Product: PowerShell Universal
I have a single server running PSU v3 with an SQL backend on MSSQL Server 2019 where the database is an availability group. My transaction log with just one job in PSU is growing out of control at around 25GB / hour. Is this expected behavior? Is there any tuning I can do to MSSQL and/or PSU to trim down the size of the transaction log?
This is not expected behavior. I did have another user mention this same problem but they ran a command to shrink the db log to resolve it and we never got to the bottom of why that happened. I think they used dbcc shrinkfile.
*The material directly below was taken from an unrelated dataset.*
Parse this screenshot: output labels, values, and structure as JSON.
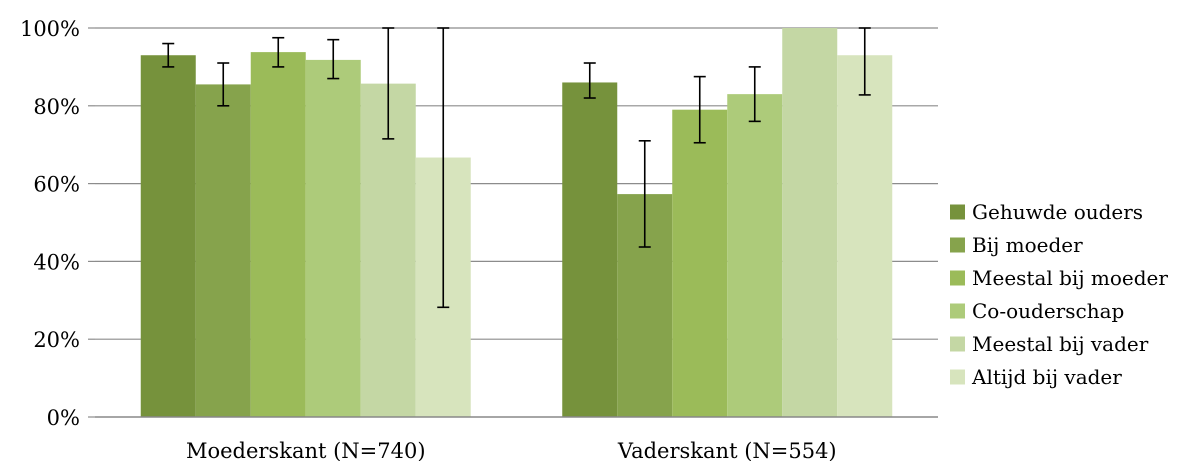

Some more info would be good:
- How many jobs are you running per hour?
- Are you storing a lot of pipeline data with your jobs?
- Do you have a lot of stuff backed up in your hangfire job queues?
I’m running a 3 PSU cluster with a SQL server backend. It’s not super busy but grabs all the running processes very minute just to inflate the database.
My job queues are healthy and nothing is backed up.
My SQL transaction log seems like a generally reasonable size.
This is our first PSUv3 server, and I’m still just getting it setup. We have one job that runs every 5 minutes, the job is set to discard the pipeline (but there is very little output). We also have between two and three dashboards running as I test.
I have no jobs in the queue generally, however I am seeing MANY GroomService.Groom jobs scheduled, and over 2k failed Groom jobs.
My SQL server is being backed up every 4 hours, and it looks like it’s maxing around 65GB between backups.
I’m definitely seeing the GroomService.Groom jobs pile up. I suspect that could be contributing to the log file growth.
Can you send me a log file? It seems like either the groom job is stuck or it’s failing and retrying.
You can open a case if you’d like by emailing firstname.lastname@example.org
I just emailed a log over, but it looks like a pretty generic error.
2022-09-21 00:03:00.614 -05:00 [ERR] Failed to process the job '23464': an exception occurred.
Hangfire.Storage.DistributedLockTimeoutException: Timeout expired. The timeout elapsed prior to obtaining a distributed lock on the 'HangFire:GroomService.Groom' resource.
at Hangfire.SqlServer.SqlServerDistributedLock.Acquire(IDbConnection connection, String resource, TimeSpan timeout)
at Hangfire.SqlServer.SqlServerConnection.AcquireLock(String resource, TimeSpan timeout)
at Hangfire.SqlServer.SqlServerConnection.AcquireDistributedLock(String resource, TimeSpan timeout)
at Hangfire.DisableConcurrentExecutionAttribute.OnPerforming(PerformingContext filterContext)
at Hangfire.Profiling.ProfilerExtensions.InvokeAction[TInstance](InstanceAction`1 tuple)
at Hangfire.Profiling.SlowLogProfiler.InvokeMeasured[TInstance,TResult](TInstance instance, Func`2 action, String message)
at Hangfire.Profiling.ProfilerExtensions.InvokeMeasured[TInstance](IProfiler profiler, TInstance instance, Action`1 action, String message)
at Hangfire.Server.BackgroundJobPerformer.InvokePerformFilter(IServerFilter filter, PerformingContext preContext, Func`1 continuation)
I’m able to reproduce a similar problem when forcing the groom job to hang. Additional groom jobs will be queued up, wait for the distributed lock, fail to receive the lock and then reschedule.
This is not the correct behavior. The incoming groom jobs should be cancelled and not requeued if they cannot access the lock.
There is still an underlying issue that is causing the groom job to hang that may be the root cause here but I will have to try to reproduce that myself to see if we can get to the bottom of it. I’ll let you know if I need some more information.
Do you have any groom jobs running?
There are no groom jobs completing as far as I can tell. I haven’t scheduled any groom jobs, just what is included by default.
Ok. Thanks. I’ll let you know if I need some more info.
+1 with the same error now, 2 jobs running, logs at 50GB and growing
@adam We are also having a similar growth issue, happy to provide anything you need
Eric (we talked yesterday AM)